Sri Aurobindo
Letters on Poetry and Art
SABCL - Volume 27
Part 1. Poetry and its Creation
Section 3. Poetic Technique
Technique, Inspiration, Artistry
Artistry of Technique [1]
I don’t know that Swinburne failed for this reason —
before assenting to such a dictum I should like to know which were these poems
he spoiled by too much artistry of technique. So far as I remember, his best
poems are those in which he is most perfect in artistry, most curious or
skilful, most subtle. I think his decline began
when he felt himself too much at ease and poured himself out in an endless waste
of melody without caring for substance and the finer finenesses of form.

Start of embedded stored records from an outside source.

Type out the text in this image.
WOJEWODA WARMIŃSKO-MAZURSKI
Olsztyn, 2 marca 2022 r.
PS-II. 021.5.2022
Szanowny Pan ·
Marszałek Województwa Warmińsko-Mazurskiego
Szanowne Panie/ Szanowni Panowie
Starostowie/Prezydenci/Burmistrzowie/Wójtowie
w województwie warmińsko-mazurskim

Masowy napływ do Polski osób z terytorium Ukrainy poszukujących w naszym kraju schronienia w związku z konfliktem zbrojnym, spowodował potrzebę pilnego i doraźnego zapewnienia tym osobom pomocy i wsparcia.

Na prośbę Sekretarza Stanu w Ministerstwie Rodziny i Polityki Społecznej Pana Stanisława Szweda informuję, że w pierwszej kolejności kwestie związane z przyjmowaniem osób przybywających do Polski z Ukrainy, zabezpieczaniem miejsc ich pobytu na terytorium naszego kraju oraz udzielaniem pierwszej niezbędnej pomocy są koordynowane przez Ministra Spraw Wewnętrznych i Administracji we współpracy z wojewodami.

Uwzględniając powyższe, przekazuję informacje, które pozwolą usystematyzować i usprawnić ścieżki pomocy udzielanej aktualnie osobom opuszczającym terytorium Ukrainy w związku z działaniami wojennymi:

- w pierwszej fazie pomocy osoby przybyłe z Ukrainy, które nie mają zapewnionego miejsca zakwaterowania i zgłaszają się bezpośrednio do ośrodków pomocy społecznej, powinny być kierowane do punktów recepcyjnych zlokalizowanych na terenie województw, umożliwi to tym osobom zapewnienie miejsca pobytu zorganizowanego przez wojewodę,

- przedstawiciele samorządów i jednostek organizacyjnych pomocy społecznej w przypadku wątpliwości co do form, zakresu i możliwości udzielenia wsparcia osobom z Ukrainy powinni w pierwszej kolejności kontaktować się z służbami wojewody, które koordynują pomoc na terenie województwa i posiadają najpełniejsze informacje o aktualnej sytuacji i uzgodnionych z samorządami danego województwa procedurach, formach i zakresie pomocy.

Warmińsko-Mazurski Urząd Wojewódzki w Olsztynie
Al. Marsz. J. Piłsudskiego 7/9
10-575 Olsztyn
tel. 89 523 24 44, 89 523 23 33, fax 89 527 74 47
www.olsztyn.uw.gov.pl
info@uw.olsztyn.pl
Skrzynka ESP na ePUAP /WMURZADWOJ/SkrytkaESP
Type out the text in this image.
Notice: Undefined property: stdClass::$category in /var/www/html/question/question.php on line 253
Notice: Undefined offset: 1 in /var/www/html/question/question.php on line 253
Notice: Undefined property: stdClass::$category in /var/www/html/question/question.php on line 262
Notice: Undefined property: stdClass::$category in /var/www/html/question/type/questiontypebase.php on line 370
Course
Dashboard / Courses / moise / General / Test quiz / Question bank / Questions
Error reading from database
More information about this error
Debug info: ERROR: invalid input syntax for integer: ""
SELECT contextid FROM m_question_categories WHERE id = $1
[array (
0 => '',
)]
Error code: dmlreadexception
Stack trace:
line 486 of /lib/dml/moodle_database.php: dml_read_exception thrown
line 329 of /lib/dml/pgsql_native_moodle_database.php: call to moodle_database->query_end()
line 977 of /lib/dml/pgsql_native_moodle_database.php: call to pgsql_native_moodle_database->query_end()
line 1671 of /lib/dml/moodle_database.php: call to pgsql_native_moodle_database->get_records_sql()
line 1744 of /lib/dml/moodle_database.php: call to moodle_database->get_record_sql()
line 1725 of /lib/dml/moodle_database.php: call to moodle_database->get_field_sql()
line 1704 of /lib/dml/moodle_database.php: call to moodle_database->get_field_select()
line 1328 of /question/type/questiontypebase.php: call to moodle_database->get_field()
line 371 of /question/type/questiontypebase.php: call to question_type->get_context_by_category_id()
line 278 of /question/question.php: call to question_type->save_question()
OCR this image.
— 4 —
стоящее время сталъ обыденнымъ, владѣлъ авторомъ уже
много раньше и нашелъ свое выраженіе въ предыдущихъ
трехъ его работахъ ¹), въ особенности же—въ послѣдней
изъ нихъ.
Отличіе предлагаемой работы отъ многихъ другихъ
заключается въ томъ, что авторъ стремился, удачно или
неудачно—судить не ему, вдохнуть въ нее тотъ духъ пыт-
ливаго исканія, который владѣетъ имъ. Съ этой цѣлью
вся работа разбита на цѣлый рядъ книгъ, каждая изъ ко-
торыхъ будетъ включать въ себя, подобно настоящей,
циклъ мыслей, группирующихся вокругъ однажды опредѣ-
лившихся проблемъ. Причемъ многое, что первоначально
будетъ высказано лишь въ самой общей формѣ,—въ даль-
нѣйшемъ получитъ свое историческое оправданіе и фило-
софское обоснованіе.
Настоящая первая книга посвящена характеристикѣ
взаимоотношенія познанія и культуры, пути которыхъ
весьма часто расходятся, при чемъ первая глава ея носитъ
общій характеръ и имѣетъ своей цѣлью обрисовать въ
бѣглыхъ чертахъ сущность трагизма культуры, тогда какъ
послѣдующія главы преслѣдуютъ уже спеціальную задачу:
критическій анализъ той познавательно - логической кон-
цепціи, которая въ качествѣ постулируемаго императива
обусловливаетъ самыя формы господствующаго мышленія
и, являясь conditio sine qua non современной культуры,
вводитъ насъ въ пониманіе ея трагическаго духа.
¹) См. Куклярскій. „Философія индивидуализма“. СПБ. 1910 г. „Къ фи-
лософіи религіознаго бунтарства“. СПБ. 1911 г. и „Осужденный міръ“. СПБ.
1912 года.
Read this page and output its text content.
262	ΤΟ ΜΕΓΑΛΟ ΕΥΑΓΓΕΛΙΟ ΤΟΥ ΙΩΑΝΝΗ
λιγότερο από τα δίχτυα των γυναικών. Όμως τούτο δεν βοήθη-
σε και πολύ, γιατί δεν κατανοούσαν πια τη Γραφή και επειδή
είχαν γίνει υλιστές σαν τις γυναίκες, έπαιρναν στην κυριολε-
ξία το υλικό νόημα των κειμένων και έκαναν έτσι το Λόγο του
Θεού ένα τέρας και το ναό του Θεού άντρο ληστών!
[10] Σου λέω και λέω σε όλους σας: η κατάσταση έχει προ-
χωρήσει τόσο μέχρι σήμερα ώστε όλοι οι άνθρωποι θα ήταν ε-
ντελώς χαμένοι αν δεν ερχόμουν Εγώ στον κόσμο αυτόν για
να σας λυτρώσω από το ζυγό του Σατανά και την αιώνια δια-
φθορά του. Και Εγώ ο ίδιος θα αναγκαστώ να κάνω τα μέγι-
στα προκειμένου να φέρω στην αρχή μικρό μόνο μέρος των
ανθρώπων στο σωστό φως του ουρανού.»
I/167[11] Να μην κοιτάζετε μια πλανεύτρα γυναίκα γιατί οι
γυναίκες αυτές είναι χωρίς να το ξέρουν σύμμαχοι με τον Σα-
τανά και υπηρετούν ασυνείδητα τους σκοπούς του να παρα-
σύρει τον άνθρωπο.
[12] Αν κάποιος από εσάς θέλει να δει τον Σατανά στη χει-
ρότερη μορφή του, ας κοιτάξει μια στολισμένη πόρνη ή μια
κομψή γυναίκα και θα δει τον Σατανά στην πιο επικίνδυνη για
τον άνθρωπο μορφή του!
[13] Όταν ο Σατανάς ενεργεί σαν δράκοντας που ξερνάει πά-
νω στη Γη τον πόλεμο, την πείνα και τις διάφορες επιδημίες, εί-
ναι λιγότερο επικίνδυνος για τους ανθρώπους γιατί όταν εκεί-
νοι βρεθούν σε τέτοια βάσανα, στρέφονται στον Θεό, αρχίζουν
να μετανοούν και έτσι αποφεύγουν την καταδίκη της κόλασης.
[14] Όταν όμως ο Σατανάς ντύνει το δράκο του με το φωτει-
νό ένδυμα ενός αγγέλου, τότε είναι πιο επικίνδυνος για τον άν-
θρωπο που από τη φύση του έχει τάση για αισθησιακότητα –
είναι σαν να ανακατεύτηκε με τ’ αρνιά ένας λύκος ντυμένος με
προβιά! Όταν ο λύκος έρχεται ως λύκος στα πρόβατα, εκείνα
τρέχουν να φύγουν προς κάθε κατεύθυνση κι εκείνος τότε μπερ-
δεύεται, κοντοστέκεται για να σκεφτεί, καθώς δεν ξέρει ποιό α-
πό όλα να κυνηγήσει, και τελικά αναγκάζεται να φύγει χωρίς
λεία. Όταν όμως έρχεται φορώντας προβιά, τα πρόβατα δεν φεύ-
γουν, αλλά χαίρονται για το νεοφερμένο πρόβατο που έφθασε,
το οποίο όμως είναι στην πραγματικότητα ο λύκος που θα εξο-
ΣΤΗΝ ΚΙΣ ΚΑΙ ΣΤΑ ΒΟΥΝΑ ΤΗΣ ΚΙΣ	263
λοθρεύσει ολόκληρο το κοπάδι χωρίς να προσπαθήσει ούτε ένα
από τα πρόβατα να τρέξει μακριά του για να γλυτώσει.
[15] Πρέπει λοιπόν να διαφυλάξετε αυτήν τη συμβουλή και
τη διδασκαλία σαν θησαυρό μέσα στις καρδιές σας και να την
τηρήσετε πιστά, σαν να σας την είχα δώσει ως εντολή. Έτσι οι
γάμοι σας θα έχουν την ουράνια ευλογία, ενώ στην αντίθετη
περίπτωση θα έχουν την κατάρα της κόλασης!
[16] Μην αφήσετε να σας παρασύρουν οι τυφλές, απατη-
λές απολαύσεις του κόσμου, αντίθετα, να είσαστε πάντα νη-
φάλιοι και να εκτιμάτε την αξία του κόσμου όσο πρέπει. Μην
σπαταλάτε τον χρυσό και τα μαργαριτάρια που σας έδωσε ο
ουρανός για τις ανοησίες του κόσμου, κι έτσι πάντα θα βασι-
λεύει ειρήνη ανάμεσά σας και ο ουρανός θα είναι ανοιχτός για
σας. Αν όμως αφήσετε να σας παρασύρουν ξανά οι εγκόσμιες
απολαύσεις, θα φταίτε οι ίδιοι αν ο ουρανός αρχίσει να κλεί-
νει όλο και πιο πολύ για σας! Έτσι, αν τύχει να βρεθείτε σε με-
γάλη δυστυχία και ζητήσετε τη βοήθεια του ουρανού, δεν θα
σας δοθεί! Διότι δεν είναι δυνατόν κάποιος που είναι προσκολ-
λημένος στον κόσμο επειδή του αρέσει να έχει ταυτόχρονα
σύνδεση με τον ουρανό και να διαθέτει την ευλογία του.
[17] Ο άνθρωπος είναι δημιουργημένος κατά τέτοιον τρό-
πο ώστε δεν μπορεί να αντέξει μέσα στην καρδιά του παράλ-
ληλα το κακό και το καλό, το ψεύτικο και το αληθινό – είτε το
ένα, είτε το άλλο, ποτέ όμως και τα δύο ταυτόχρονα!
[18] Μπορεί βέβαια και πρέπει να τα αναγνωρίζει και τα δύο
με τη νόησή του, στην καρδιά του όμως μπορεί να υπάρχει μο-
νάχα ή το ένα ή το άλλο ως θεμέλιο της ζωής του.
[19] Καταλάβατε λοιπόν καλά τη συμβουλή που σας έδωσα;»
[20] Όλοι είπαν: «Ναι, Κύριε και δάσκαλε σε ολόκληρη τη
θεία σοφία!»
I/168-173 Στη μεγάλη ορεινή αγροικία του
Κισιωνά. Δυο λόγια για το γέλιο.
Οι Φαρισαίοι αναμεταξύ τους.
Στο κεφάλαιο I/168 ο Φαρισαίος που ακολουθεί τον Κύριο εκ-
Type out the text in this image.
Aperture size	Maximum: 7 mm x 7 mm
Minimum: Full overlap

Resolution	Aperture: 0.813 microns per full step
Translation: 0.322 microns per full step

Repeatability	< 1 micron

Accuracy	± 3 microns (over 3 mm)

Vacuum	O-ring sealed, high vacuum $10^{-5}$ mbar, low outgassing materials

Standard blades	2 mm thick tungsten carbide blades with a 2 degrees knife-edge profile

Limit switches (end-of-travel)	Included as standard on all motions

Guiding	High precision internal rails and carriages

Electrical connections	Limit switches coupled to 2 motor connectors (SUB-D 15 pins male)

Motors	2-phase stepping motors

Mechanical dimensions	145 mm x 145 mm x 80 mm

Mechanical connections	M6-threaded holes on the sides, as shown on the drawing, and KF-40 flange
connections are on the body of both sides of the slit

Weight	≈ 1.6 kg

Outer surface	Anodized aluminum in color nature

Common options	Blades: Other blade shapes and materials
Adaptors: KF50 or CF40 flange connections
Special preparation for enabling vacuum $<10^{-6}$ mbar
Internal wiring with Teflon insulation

Attention to technique harms only when a writer is so busy with it that he
becomes indifferent to substance. But if the substance is adequate, the
attention to technique can only give it greater beauty. Even devices like a
refrain, internal rhymes, etc. can indeed be great aids to the inspiration and
the expression — just as can ordinary rhyme. It is in my view a serious error to
regard metre or rhyme as artificial elements, mere external and superfluous
equipment restraining the movement and sincerity of poetic form. Metre, on the
contrary, is the most natural mould of expression for certain states of creative
emotion and vision, it is much more natural and spontaneous than a non-metrical
form; the emotion expresses itself best and most powerfully in a balanced rather
than in a loose and shapeless rhythm. The search for technique is simply the
search for the best and most appropriate form for expressing what has to be said
and once it is found, the inspiration can flow quite naturally and fluently into
it. There can be no harm therefore in close attention to technique so long as
there is no inattention to substance.